Fenomena manajemen laba seperti dua sisi mata uang. Pada satu sisi terang, earnings management adalah produk yang ’legitimate’, sedangkan disisi lain (sisi gelap), earnings management dianggap sebagai produk dari suatu tindakan yang immoral dan unethical. Earnings management oleh sebagian kalangan dianggap sebagai proffesional judgement atas laporan keuangan, tetapi dapat menyesatkan (mislead) pihak stakeholder dalam melakukan interpretasi terhadap performa ekonomi (economic performance) suatu perusahaan. Dengan demikian dapat disimpulkan bahwa pihak manajemen telah dengan sengaja melakukan tindakan manipulasi atau tindakan lainnya yang dapat mempengaruhi laporan keuangan. Konsekuensinya akan lebih luas bila earnings management dilakukan oleh manajemen perusahaan go publik, pihak investor akan terlihat bodoh bila mempercayai laporan keuangan tersebut. Biasanya hal ini dilakukan oleh pihak manajemen yang mempunyai keyakinan kuat bahwa pihak investor tidak mempunyai akses informasi kedalam perusahaan, sehingga investor akan melihat laporan keuangan tersebut sebagai laporan yang true report.
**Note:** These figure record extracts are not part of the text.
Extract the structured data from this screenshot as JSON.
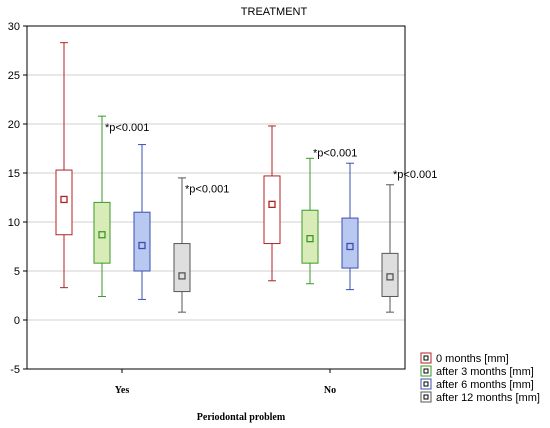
{
  "chart_data": {
    "type": "box",
    "title": "TREATMENT",
    "xlabel": "Periodontal problem",
    "ylabel": "",
    "ylim": [
      -5,
      30
    ],
    "yticks": [
      -5,
      0,
      5,
      10,
      15,
      20,
      25,
      30
    ],
    "categories": [
      "Yes",
      "No"
    ],
    "grid": true,
    "legend_position": "bottom-right",
    "series": [
      {
        "name": "0 months [mm]",
        "color": "#b22222",
        "fill": "#ffffff",
        "boxes": [
          {
            "category": "Yes",
            "min": 3.3,
            "q1": 8.7,
            "median": 12.3,
            "q3": 15.3,
            "max": 28.3
          },
          {
            "category": "No",
            "min": 4.0,
            "q1": 7.8,
            "median": 11.8,
            "q3": 14.7,
            "max": 19.8
          }
        ]
      },
      {
        "name": "after 3 months [mm]",
        "color": "#3a9a2a",
        "fill": "#d9ecb8",
        "boxes": [
          {
            "category": "Yes",
            "min": 2.4,
            "q1": 5.8,
            "median": 8.7,
            "q3": 12.0,
            "max": 20.8
          },
          {
            "category": "No",
            "min": 3.7,
            "q1": 5.8,
            "median": 8.3,
            "q3": 11.2,
            "max": 16.5
          }
        ]
      },
      {
        "name": "after 6 months [mm]",
        "color": "#3b4fb0",
        "fill": "#b8c8f0",
        "boxes": [
          {
            "category": "Yes",
            "min": 2.1,
            "q1": 5.0,
            "median": 7.6,
            "q3": 11.0,
            "max": 17.9
          },
          {
            "category": "No",
            "min": 3.1,
            "q1": 5.3,
            "median": 7.5,
            "q3": 10.4,
            "max": 16.0
          }
        ]
      },
      {
        "name": "after 12 months [mm]",
        "color": "#555555",
        "fill": "#dedede",
        "boxes": [
          {
            "category": "Yes",
            "min": 0.8,
            "q1": 2.9,
            "median": 4.5,
            "q3": 7.8,
            "max": 14.5
          },
          {
            "category": "No",
            "min": 0.8,
            "q1": 2.4,
            "median": 4.4,
            "q3": 6.8,
            "max": 13.8
          }
        ]
      }
    ],
    "annotations": [
      {
        "text": "*p<0.001",
        "category": "Yes",
        "series": 1,
        "y": 19.3
      },
      {
        "text": "*p<0.001",
        "category": "Yes",
        "series": 3,
        "y": 13.0
      },
      {
        "text": "*p<0.001",
        "category": "No",
        "series": 1,
        "y": 16.7
      },
      {
        "text": "*p<0.001",
        "category": "No",
        "series": 3,
        "y": 14.5
      }
    ]
  }
}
Bila manajemen tidak mempengaruhi atau memanipulasi laporan keuangan, maka dapat disimpulkan bahwa earning quality telah bernilai positif. Data-data yang dilaporkan berarti dapat dipercaya dan dapat diandalkan. Tanpa campur tangan earnings management, berarti laporan keuangan telah benar-benar merefleksikan kondisi sebenarnya suatu perusahaan dan akan membantu pihak stakeholder dalam memprediksi performa ekonomi perusahaan tersebut dimasa datang. Sebagian kalangan-terutama kalangan akademisi, melihat bahwa earnings management terlihat “sangat menakutkan”, karena aktivitas ini sangat berhubungan dengan moralitas dari manajemen.
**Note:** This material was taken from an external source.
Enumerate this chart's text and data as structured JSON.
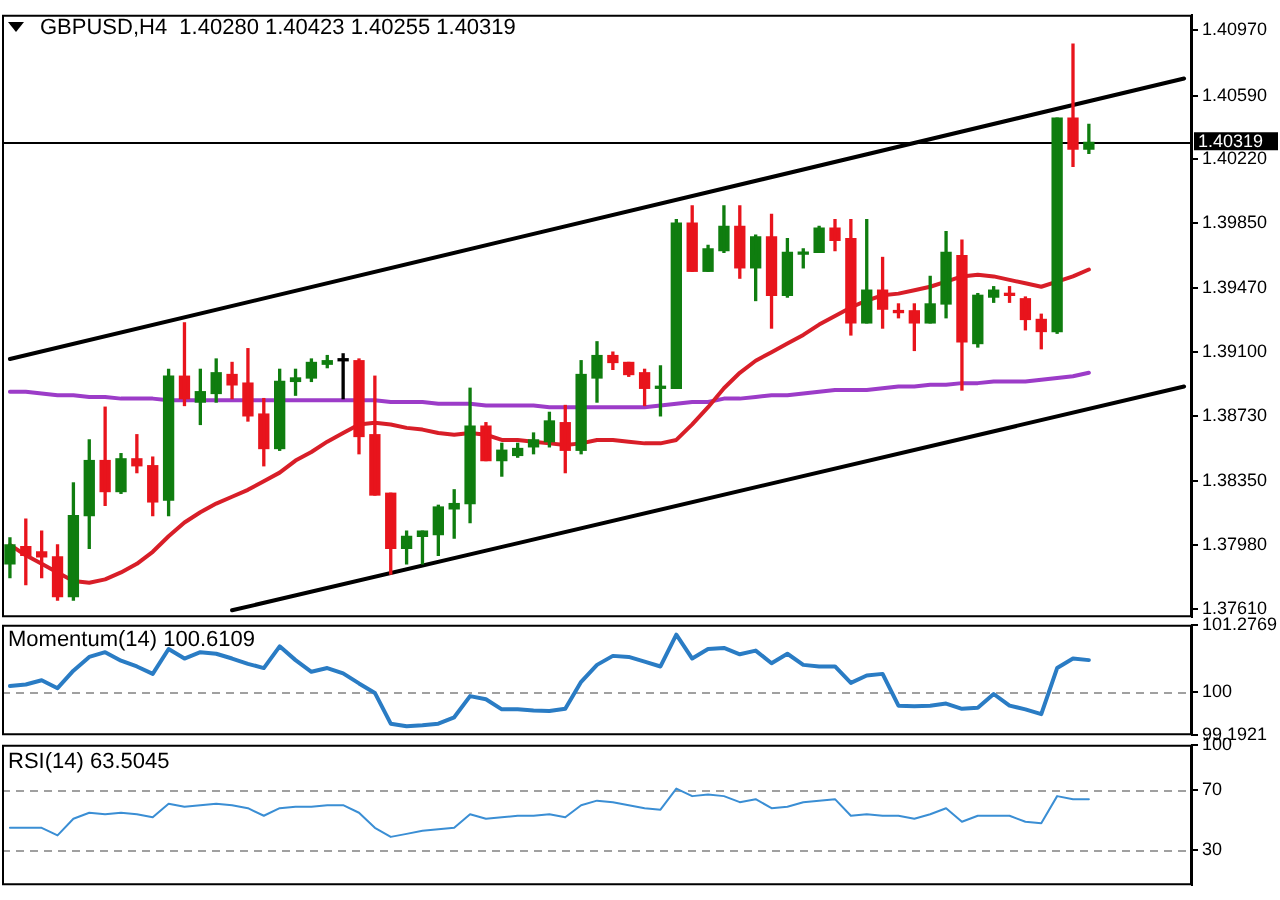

Laporan keuangan sangat dibutuhkan oleh pemakai informasi karena dapat digunakan untuk memenuhi 4 (empat) hal, yaitu: 1) pemilik perusahaan, 2) keberlangsungan usaha, 3) investasi masa depan, dan 4) prestasi (manajemen). Laporan laba bagi kepentingan pemilik perusahaan berarti laporan laba berguna sebagai isi informasi laba dalam penyajian laporan keuangan dan setidaknya dapat menambah keuntungan secara pribadi pemilik perusahaan. Laporan laba menyangkut keberlangsungan usaha berarti hal ini didasarkan pada asumsi bahwa usaha dapat berlangsung bila ada ketersediaan kas sebagai modal usaha dalam perusahaan. Laporan laba berguna bagi investasi masa depan berarti informasi ini dapat digunakan sebagai bahan pertimbangan untuk keputusan masa depan menyangkut investasi usaha. Laporan laba berguna bagi peningkatan prestasi karyawan berarti laporan ini dapat mempengaruhi posisi atau kedudukan serta prestasi karyawan. Informasi laba dalam praktiknya dapat mempengaruhi perilaku para pemakai informasi laporan keuangan, khususnya pihak investor dan kreditor. Apalagi dalam negara yang perekonomiannya terdapat mekanisme pasar modal di dalamnya. Laba (earnings), kemampuan menghasilkan laba (earnings power), dan kemampuan menciptakan kas (cash generating power) badan usaha dianggap sebagai indikator yang dapat mempengaruhi perilaku partisipan di pasar modal. Informasi laba ini dibutuhkan oleh investor dan kreditor sebagai dasar keputusan terhadap tingkat pengembalian yang mereka investasikan. Karena besarnya manfaat yang diberikan oleh laporan keuangan inilah, maka dibentuk sebuah aturan dalam proses pelaporan keuangan (financial reporting) yang disebut dengan prinsip akuntansi berterima umum (PABU) atau generally accepted accounting principles (GAAP). PABU adalah rerangka pendoman yang terdiri atas standar akuntansi dan sumber-sumber lain yang didukung berlakunya praktik akuntansi secara resmi (yuridis), teoritis, dan praktis. Standar akuntansi berarti semua konsep, ketentuan, prosedur, metoda, dan teknik yang tersedia secara teoritis maupun praktis dalam proses pelaporan keuangan. Sedangkan sumber-sumber lain bisa dalam bentuk praktik yang tidak diatur dalam standar akuntansi termasuk peraturan badan autoratif lain, kebiasaan dan konvensi yang membentuk praktik pelaporan keuangan yang sehat.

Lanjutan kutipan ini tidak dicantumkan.